The earlier Tiger would have kept the momentum going and made everyone else shake. That doesn't happen anymore. This Tiger misses a 3-foot par putt on No. 12 and a 4-foot eagle putt on No. 15. This Tiger finishes an hour before the leaders and waits in vain that they all stub their toes (they didn't). He finished tied for fourth, four strokes back.

"I should have shot an easy 3- or 4-under on the back nine and I only posted even," he said, while the outcome was still uncertain. "But I'm right there in the thick of it."

If you want to bemoan the departure of the old days, when Woods was a one-man sport, be my guest. You're not alone. When Woods took a hiatus because of his personal problems and when he failed to bounce back into his dominant form, there was a lot of focus -- on TV, in print publications, over the Internet -- that golf's day was done. There probably were people who felt the same way when Bobby Jones retired from competitive golf and pursued a wacky dream of starting up a club and an invitational tournament in Augusta.
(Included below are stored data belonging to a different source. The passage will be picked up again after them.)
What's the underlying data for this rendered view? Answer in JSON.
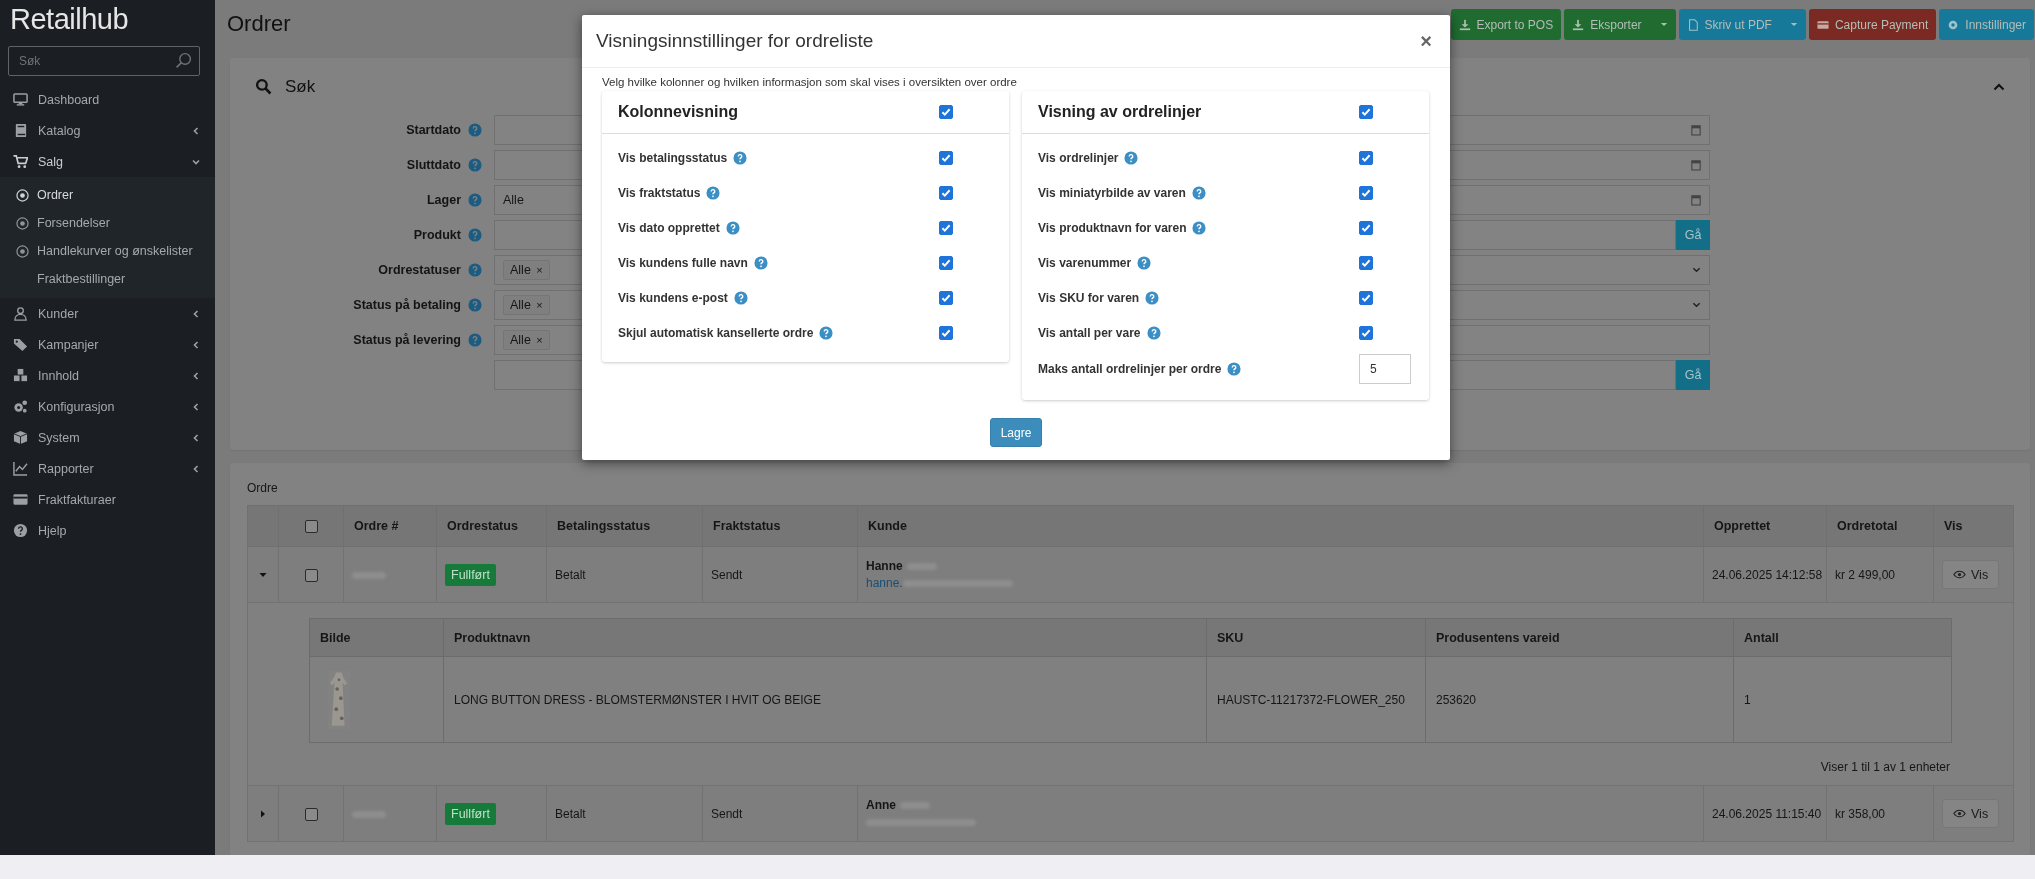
{
  "sidebar": {
    "logo": "Retailhub",
    "search": {
      "placeholder": "Søk"
    },
    "items": [
      {
        "label": "Dashboard"
      },
      {
        "label": "Katalog",
        "expanded": false
      },
      {
        "label": "Salg",
        "expanded": true,
        "children": [
          {
            "label": "Ordrer",
            "kind": "bullet",
            "selected": true
          },
          {
            "label": "Forsendelser",
            "kind": "bullet",
            "selected": false
          },
          {
            "label": "Handlekurver og ønskelister",
            "kind": "bullet",
            "selected": false
          },
          {
            "label": "Fraktbestillinger",
            "kind": "plain",
            "selected": false
          }
        ]
      },
      {
        "label": "Kunder",
        "expanded": false
      },
      {
        "label": "Kampanjer",
        "expanded": false
      },
      {
        "label": "Innhold",
        "expanded": false
      },
      {
        "label": "Konfigurasjon",
        "expanded": false
      },
      {
        "label": "System",
        "expanded": false
      },
      {
        "label": "Rapporter",
        "expanded": false
      },
      {
        "label": "Fraktfakturaer"
      },
      {
        "label": "Hjelp"
      }
    ]
  },
  "page": {
    "title": "Ordrer"
  },
  "toolbar": [
    {
      "label": "Export to POS",
      "color": "#1f6b30",
      "dropdown": false
    },
    {
      "label": "Eksporter",
      "color": "#1f6b30",
      "dropdown": true
    },
    {
      "label": "Skriv ut PDF",
      "color": "#17799a",
      "dropdown": true
    },
    {
      "label": "Capture Payment",
      "color": "#7a2a22",
      "dropdown": false
    },
    {
      "label": "Innstillinger",
      "color": "#17799a",
      "dropdown": false
    }
  ],
  "search_panel": {
    "title": "Søk",
    "expanded": true,
    "fields": [
      {
        "label": "Startdato",
        "kind": "picker"
      },
      {
        "label": "Sluttdato",
        "kind": "picker"
      },
      {
        "label": "Lager",
        "kind": "picker",
        "value": "Alle"
      },
      {
        "label": "Produkt",
        "kind": "go",
        "button": "Gå"
      },
      {
        "label": "Ordrestatuser",
        "kind": "tags",
        "chevron": true,
        "tags": [
          {
            "label": "Alle",
            "remove": "×"
          }
        ]
      },
      {
        "label": "Status på betaling",
        "kind": "tags",
        "chevron": true,
        "tags": [
          {
            "label": "Alle",
            "remove": "×"
          }
        ]
      },
      {
        "label": "Status på levering",
        "kind": "tags",
        "chevron": false,
        "tags": [
          {
            "label": "Alle",
            "remove": "×"
          }
        ]
      },
      {
        "kind": "go",
        "button": "Gå"
      }
    ]
  },
  "orders": {
    "title": "Ordre",
    "select_all": {
      "checked": false
    },
    "columns": [
      "Ordre #",
      "Ordrestatus",
      "Betalingsstatus",
      "Fraktstatus",
      "Kunde",
      "Opprettet",
      "Ordretotal",
      "Vis"
    ],
    "rows": [
      {
        "expanded": true,
        "checked": false,
        "status": "Fullført",
        "payment": "Betalt",
        "shipping": "Sendt",
        "customer": "Hanne",
        "email": "hanne.",
        "created": "24.06.2025 14:12:58",
        "total": "kr 2 499,00",
        "view": "Vis",
        "lines": {
          "columns": [
            "Bilde",
            "Produktnavn",
            "SKU",
            "Produsentens vareid",
            "Antall"
          ],
          "rows": [
            {
              "product": "LONG BUTTON DRESS - BLOMSTERMØNSTER I HVIT OG BEIGE",
              "sku": "HAUSTC-11217372-FLOWER_250",
              "vendor_id": "253620",
              "quantity": "1"
            }
          ],
          "footer": "Viser 1 til 1 av 1 enheter"
        }
      },
      {
        "expanded": false,
        "checked": false,
        "status": "Fullført",
        "payment": "Betalt",
        "shipping": "Sendt",
        "customer": "Anne",
        "created": "24.06.2025 11:15:40",
        "total": "kr 358,00",
        "view": "Vis"
      }
    ]
  },
  "modal": {
    "title": "Visningsinnstillinger for ordreliste",
    "close": "×",
    "description": "Velg hvilke kolonner og hvilken informasjon som skal vises i oversikten over ordre",
    "sections": [
      {
        "title": "Kolonnevisning",
        "checked": true,
        "rows": [
          {
            "kind": "checkbox",
            "label": "Vis betalingsstatus",
            "checked": true
          },
          {
            "kind": "checkbox",
            "label": "Vis fraktstatus",
            "checked": true
          },
          {
            "kind": "checkbox",
            "label": "Vis dato opprettet",
            "checked": true
          },
          {
            "kind": "checkbox",
            "label": "Vis kundens fulle navn",
            "checked": true
          },
          {
            "kind": "checkbox",
            "label": "Vis kundens e-post",
            "checked": true
          },
          {
            "kind": "checkbox",
            "label": "Skjul automatisk kansellerte ordre",
            "checked": true
          }
        ]
      },
      {
        "title": "Visning av ordrelinjer",
        "checked": true,
        "rows": [
          {
            "kind": "checkbox",
            "label": "Vis ordrelinjer",
            "checked": true
          },
          {
            "kind": "checkbox",
            "label": "Vis miniatyrbilde av varen",
            "checked": true
          },
          {
            "kind": "checkbox",
            "label": "Vis produktnavn for varen",
            "checked": true
          },
          {
            "kind": "checkbox",
            "label": "Vis varenummer",
            "checked": true
          },
          {
            "kind": "checkbox",
            "label": "Vis SKU for varen",
            "checked": true
          },
          {
            "kind": "checkbox",
            "label": "Vis antall per vare",
            "checked": true
          },
          {
            "kind": "number",
            "label": "Maks antall ordrelinjer per ordre",
            "value": "5"
          }
        ]
      }
    ],
    "save": "Lagre"
  }
}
I think things are fine the way they are.

Yes, Woods has promoted golf and enlivened it since the 1997 Masters, when he "captured everyone's imaginations," to quote Rory McIlroy, while he was still a Masters leader Saturday night. But let's face it, golf never did ride the Dominant Tiger boom like people thought it would a decade ago.


No wave of young minority pros ever followed him onto the Tour.

But golf will keep rolling. There might never be another Tiger Woods, but there never was another Bobby Jones or Jack Nicklaus, either. There will be someone else. For now, there's a different, more vulnerable Woods. He, and the game he plays, are worth watching.